L’amore in perenne caduta libera di “Come un Film” è lo stesso di “Fammi Male” e “Mai+”, come negli altri singoli, raccontiamo di una storia complicata, piena di emozioni forti ma anche ostacoli. La sensazione che volevamo far passare e quella della perdita di controllo in una relazione – tra amore, sesso, guerra ed estasi – come dice il testo.

La canzone è stata scritta dopo un periodo vissuto a Tenerife, in Spagna. La Fiat punto rossa del 1993 è stato il vostro punto fisso. Cosa siete andati a fare in Spagna?
Stavamo viaggiando, senza un particolare obiettivo. Probabilmente si rincorreva il sole. E la punto rossa del 1993 in questo è stato un po’ un cavallo bianco. Ci siamo affezionati. Ci avessero venduto una Panda, probabilmente quel ritornello non sarebbe mai esistito. Sicuro, una macchina costosa o un suv luccicante non avrebbe mai potuto fare per noi.

COME UN FILM

“Come un film” è una canzone dai toni retrò, con rimandi agli anni 60/70. Avete una band del passato di riferimento?
I coretti. La svolta di questo brano sono stati i coretti. Ma é stata una scelta inconscia, venuta per caso durante le prove, a pezzo già scritto.
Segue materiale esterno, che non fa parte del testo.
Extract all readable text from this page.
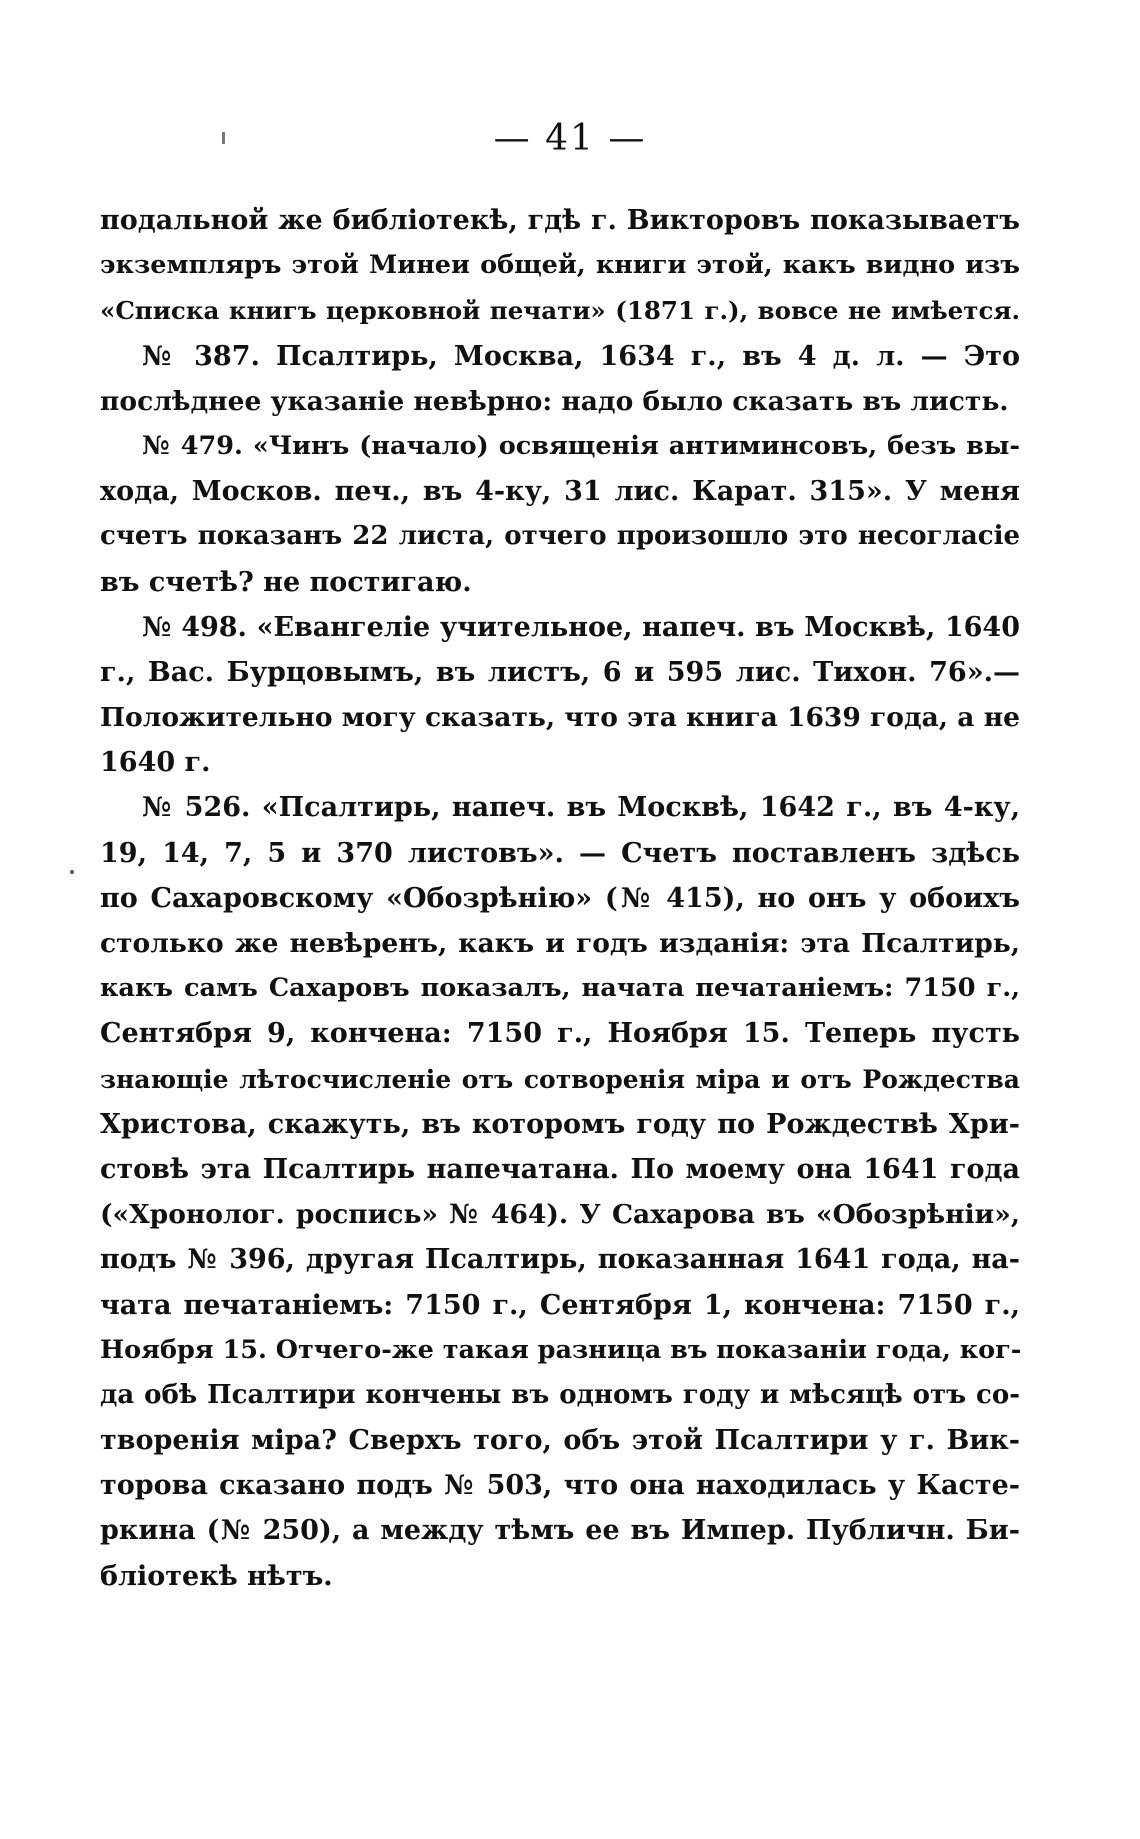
— 41 —
подальной же библіотекѣ, гдѣ г. Викторовъ показываетъ
экземпляръ этой Минеи общей, книги этой, какъ видно изъ
«Списка книгъ церковной печати» (1871 г.), вовсе не имѣется.
№ 387. Псалтирь, Москва, 1634 г., въ 4 д. л. — Это
послѣднее указаніе невѣрно: надо было сказать въ листь.
№ 479. «Чинъ (начало) освященія антиминсовъ, безъ вы-
хода, Москов. печ., въ 4-ку, 31 лис. Карат. 315». У меня
счетъ показанъ 22 листа, отчего произошло это несогласіе
въ счетѣ? не постигаю.
№ 498. «Евангеліе учительное, напеч. въ Москвѣ, 1640
г., Вас. Бурцовымъ, въ листъ, 6 и 595 лис. Тихон. 76».—
Положительно могу сказать, что эта книга 1639 года, а не
1640 г.
№ 526. «Псалтирь, напеч. въ Москвѣ, 1642 г., въ 4-ку,
19, 14, 7, 5 и 370 листовъ». — Счетъ поставленъ здѣсь
по Сахаровскому «Обозрѣнію» (№ 415), но онъ у обоихъ
столько же невѣренъ, какъ и годъ изданія: эта Псалтирь,
какъ самъ Сахаровъ показалъ, начата печатаніемъ: 7150 г.,
Сентября 9, кончена: 7150 г., Ноября 15. Теперь пусть
знающіе лѣтосчисленіе отъ сотворенія міра и отъ Рождества
Христова, скажуть, въ которомъ году по Рождествѣ Хри-
стовѣ эта Псалтирь напечатана. По моему она 1641 года
(«Хронолог. роспись» № 464). У Сахарова въ «Обозрѣніи»,
подъ № 396, другая Псалтирь, показанная 1641 года, на-
чата печатаніемъ: 7150 г., Сентября 1, кончена: 7150 г.,
Ноября 15. Отчего-же такая разница въ показаніи года, ког-
да обѣ Псалтири кончены въ одномъ году и мѣсяцѣ отъ со-
творенія міра? Сверхъ того, объ этой Псалтири у г. Вик-
торова сказано подъ № 503, что она находилась у Кастe-
ркина (№ 250), а между тѣмъ ее въ Импер. Публичн. Би-
бліотекѣ нѣтъ.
Non avevamo riferimenti particolari. Se dovessi sceglierne una però, direi i Beach boys. Assolutamente.

Energia, romanticismo e indie rock sotto la direzione artistica di Davide ‘Divi’ Autelitano. Come avete conosciuto il cantante dei Ministri? Il suo influsso si sente nei vostri brani?
Abbiamo conosciuto Divi dopo una serie di date, il nostro “cantine tour” tra Milano e provincia. Eravamo un po’ indecisi sui passi da compiere e avevamo bisogno di qualcuno che ci indicasse la strada. E così gli abbiamo scritto. Tutto poi è venuto da solo tra una chiacchierata e l’altra. L’influsso si sente eccome, ci ha dato una direzione e insegnato un modo più efficace di sviluppare il nostro sound. Una bella esperienza che siamo sicuri continuerà anche nei nostri progetti futuri.